Did the Tories support Labour's budgets before 2010?
November 15, 2019 4:25 AM   Subscribe

I'm sure I've heard somewhere that the Conservative Party either didn't oppose or voted in favour of all of Labour's budgets when Labour were in office before the financial crash, but my Google fu isn't strong enough to find very specific evidence of this. To save me from trawling through Hansard for the next few weeks, can anyone direct me to any articles that show this?
posted by matthew.alexander to Law & Government (3 answers total)
 
In principle you can find out at https://www.publicwhip.org.uk.

Click on Divisions in the top right menu - then use the left-most drop-down list to select the period that you're interested in (e.g. 2005-2010), then Commons Only and Conservative Party in the other two drop-downs. So then you have a list of how the tories voted in every division in that parliament. Click through the name of each division for the details.

I guess there are two problems. First, to identify all and only "Labour's budgets" in the list of divisions. Lots of divisions are called Budget Resolution or similar, but nowhere near enough to represent every time a budget was voted on. Maybe someone with better knowledge could identify the relevant divisions.

Second, even on quite a small sample I think the answer looks like "sometimes yes, sometimes no" - and the hard part will be to find the pattern or the exceptions.

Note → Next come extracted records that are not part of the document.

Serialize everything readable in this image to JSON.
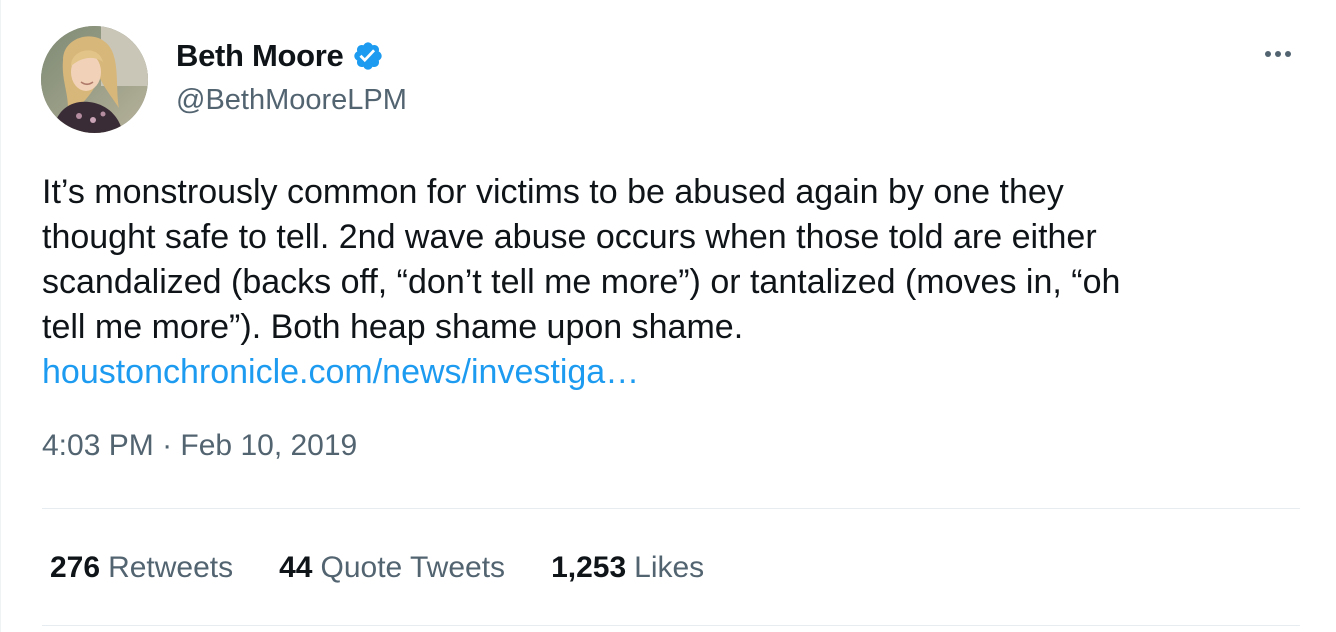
{
  "author": {
    "display_name": "Beth Moore",
    "handle": "@BethMooreLPM",
    "verified": true
  },
  "icons": {
    "verified": "verified-badge-icon",
    "more": "more-options-icon"
  },
  "tweet": {
    "lines": [
      "It’s monstrously common for victims to be abused again by one they",
      "thought safe to tell. 2nd wave abuse occurs when those told are either",
      "scandalized (backs off, “don’t tell me more”) or tantalized (moves in, “oh",
      "tell me more”). Both heap shame upon shame."
    ],
    "link": "houstonchronicle.com/news/investiga…",
    "time": "4:03 PM",
    "separator": "·",
    "date": "Feb 10, 2019"
  },
  "stats": {
    "retweets": {
      "count": "276",
      "label": "Retweets"
    },
    "quotes": {
      "count": "44",
      "label": "Quote Tweets"
    },
    "likes": {
      "count": "1,253",
      "label": "Likes"
    }
  },
  "colors": {
    "text_primary": "#0f1419",
    "text_secondary": "#536471",
    "link": "#1d9bf0",
    "verified": "#1d9bf0",
    "divider": "#e6ecf0"
  }
}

There's also a possible meta-answer, which would be to challenge the premise on which someone might allege a connection between "Labour's budgets" and "the financial crash", but that's a whole different conversation.
posted by rd45 at 5:00 AM on November 15, 2019


It would make sense considering they both (Labour being pre-Corbyn) embraced the same neoliberal principles at the time. Maybe check voting records in the HoC?
posted by Chaffinch at 5:21 AM on November 15, 2019


Are you thinking of this?

Tories 'to match Labour spending'
A Conservative government would match Labour's projected public spending totals for the next three years, shadow chancellor George Osborne has said.